Meta and Mark Zuckerberg are defendants in a lawsuit from five major book publishers and author Scott Turow, who claim the tech giant infringed on copyrights by training AI systems on ripped and pirated works, according to a Tuesday filing in New York federal court.

Turow and five publishers – Hachette, Macmillan, McGraw Hill, Elsevier and Cengage – all alleged that Zuckerberg instructed Meta’s AI programs be trained by copying millions of books, articles, and other written work through pirating sites and web scrapes.

“In their effort to win the AI ‘arms race’ and build a functional generative AI model, Defendants Meta and Zuckerberg followed their well-known motto: ‘move fast and break things,’” the plaintiffs’ lawsuit read. ”They first illegally torrented millions of copyrighted books and journal articles from notorious pirate sites and downloaded unauthorized web scrapes of virtually the entire internet. They then copied those stolen fruits many times over to train Meta’s multibillion-dollar generative AI system called Llama. In doing so, Defendants engaged in one of the most massive infringements of copyrighted materials in history.”
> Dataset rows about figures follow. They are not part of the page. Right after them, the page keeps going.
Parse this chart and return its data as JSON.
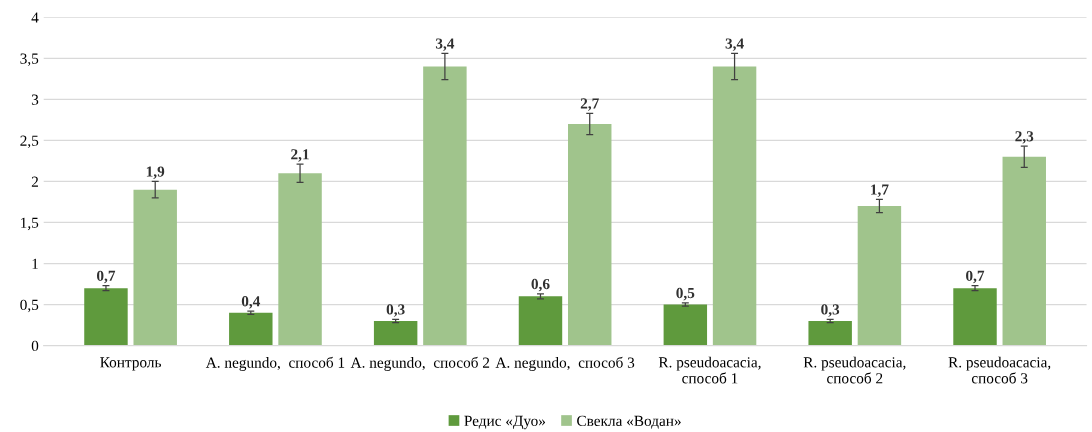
{
  "chart_data": {
    "type": "bar",
    "categories": [
      "Контроль",
      "A. negundo,  способ 1",
      "A. negundo,  способ 2",
      "A. negundo,  способ 3",
      "R. pseudoacacia,\nспособ 1",
      "R. pseudoacacia,\nспособ 2",
      "R. pseudoacacia,\nспособ 3"
    ],
    "series": [
      {
        "name": "Редис «Дуо»",
        "color": "#5f9a3d",
        "values": [
          0.7,
          0.4,
          0.3,
          0.6,
          0.5,
          0.3,
          0.7
        ],
        "value_labels": [
          "0,7",
          "0,4",
          "0,3",
          "0,6",
          "0,5",
          "0,3",
          "0,7"
        ],
        "errors": [
          0.03,
          0.02,
          0.02,
          0.03,
          0.02,
          0.02,
          0.03
        ]
      },
      {
        "name": "Свекла «Водан»",
        "color": "#a0c48c",
        "values": [
          1.9,
          2.1,
          3.4,
          2.7,
          3.4,
          1.7,
          2.3
        ],
        "value_labels": [
          "1,9",
          "2,1",
          "3,4",
          "2,7",
          "3,4",
          "1,7",
          "2,3"
        ],
        "errors": [
          0.1,
          0.11,
          0.16,
          0.13,
          0.16,
          0.08,
          0.13
        ]
      }
    ],
    "ylim": [
      0,
      4
    ],
    "yticks": [
      0,
      {
        "value": 0.5,
        "label": "0,5"
      },
      1,
      {
        "value": 1.5,
        "label": "1,5"
      },
      2,
      {
        "value": 2.5,
        "label": "2,5"
      },
      3,
      {
        "value": 3.5,
        "label": "3,5"
      },
      4
    ],
    "grid": "y",
    "legend": "bottom"
  }
}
The suit added: “Meta — at Zuckerberg’s direction — copied millions of books, journal articles, and other written works without authorization, including those owned or controlled by Plaintiffs and the Class, and then made additional copies of those works to train Llama. Zuckerberg himself personally authorized and actively encouraged the infringement. Meta also stripped [copyright management information] from the copyrighted works it stole. It did this to conceal its training sources and facilitate their unauthorized use.”

The plaintiffs are seeking unspecified damages in a jury trial.
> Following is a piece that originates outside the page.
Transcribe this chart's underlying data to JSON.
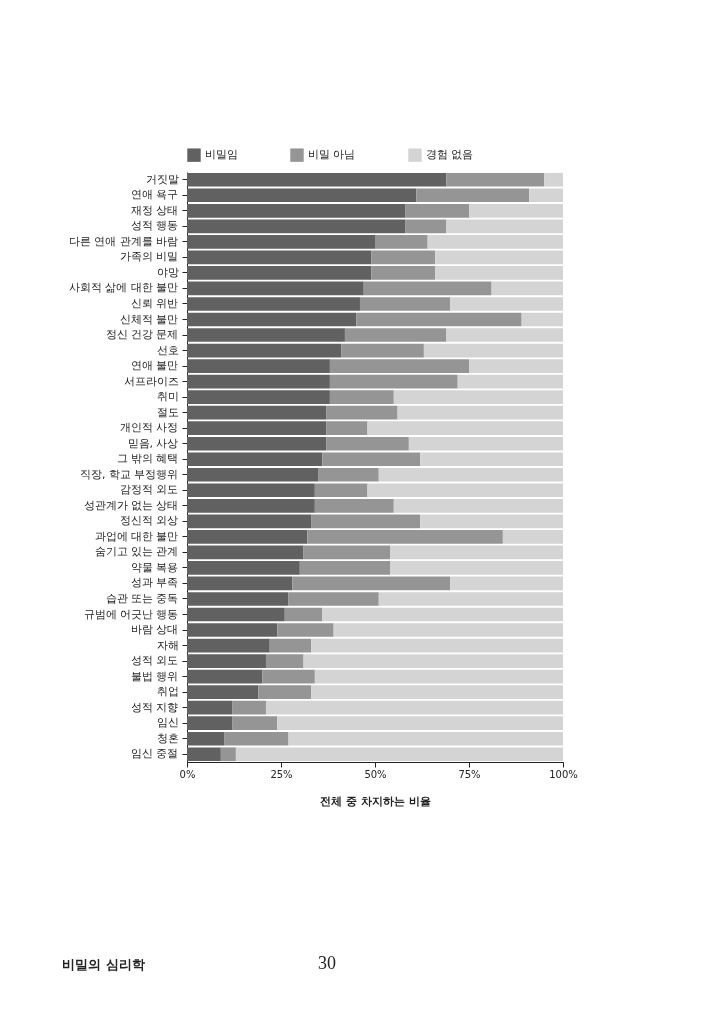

The lawsuit went on to explain that Meta briefly considered expanding its licensing deals with publishers following the release of the Llama 1 tool. The document floated a $200 million increase to the licensing budget before looking to Zuckerberg for a call.

“The question of whether to license or pirate moving forward was ‘escalated’ to Zuckerberg,” the suit read. “After this escalation to Zuckerberg, Meta’s business development team received verbal instructions to stop licensing efforts. One Meta employee presciently described the rationale: ‘If we license once [sic] single book, we won’t be able to lean into the fair-use strategy.’”

The lawsuit concludes by pointing out the system “readily generates, at speed and scale, substitutes for Plaintiffs’ and the Class’s works on which it was trained” and can even “mimic the expressive elements and creative choices of specific authors.”

“Users are touting AI’s ability to generate books with ease and Llama is flooding
the market with AI-generated substitutes,” the suit said. “The scale and speed at which Llama can create written works and compete with human writers is unprecedented, and it can only do that because Defendants copied Plaintiffs’ and the Class’s works to train their LLM.”

A Meta spokesperson noted to Variety that similar lawsuits have been shot down in court. “AI is powering transformative innovations, productivity and creativity for individuals and companies, and courts have rightly found that training AI on copyrighted material can qualify as fair use,” the rep said. “We will fight this lawsuit aggressively.”